(VATICAN ENQUIRER) OTTAWA – Following the passage of bill C-24, the Strengthening Canadian Citizenship Act, which gives the government powers to revoke citizenship and deport recent immigrants who have been convicted of serious crimes, an Ojibwa First Nation tribe has filed a lawsuit under the act to deport all white people from Canada.
“As the government has said, citizenship in Canada is a privilege and not a right,” said tribe leader Harold Foxwood. “We have determined it is in the best interests of the safety of all true Canadians for you to go back where you came from.”
Foxwood subsequently clarified the tribe’s legal position. “The Act clearly states that recent immigrants who commit crimes against the state can be deported. By my people’s standards the few hundred years white Europeans have been here is very recent. As for the committing crimes part, really? You know what you white guys did.”
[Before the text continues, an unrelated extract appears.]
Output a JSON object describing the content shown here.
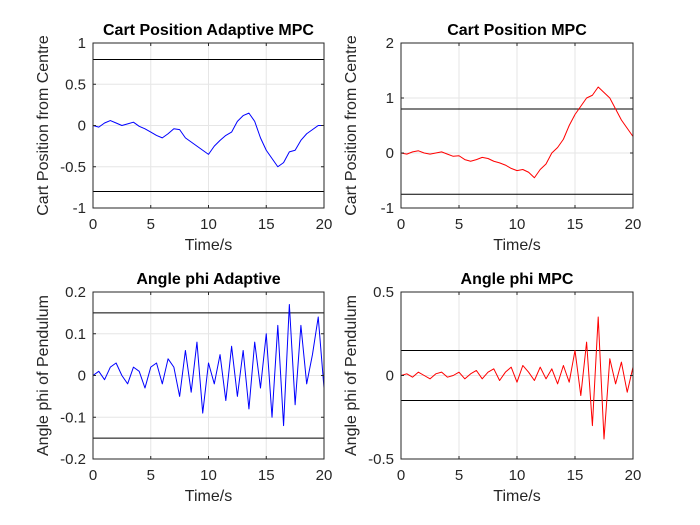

Justice department spokesperson Ian Kinsler said the government originally intended to fight the lawsuit, but had to admit the tribe had a winning argument.
“We kind of got hoisted on our own petard here. Not going to lie, we were originally going to use this act to deport muslims for minor crimes and sketchy connections to accused terrorist sympathizers. But they got us good with this one. Oh well. I think I still have an aunt in Frankfurt.”
When asked why his tribe was not also moving for the deportation of more recent immigrants like Asian-Canadians and African-Canadians, Foxwood stated “meh. They seem cool.”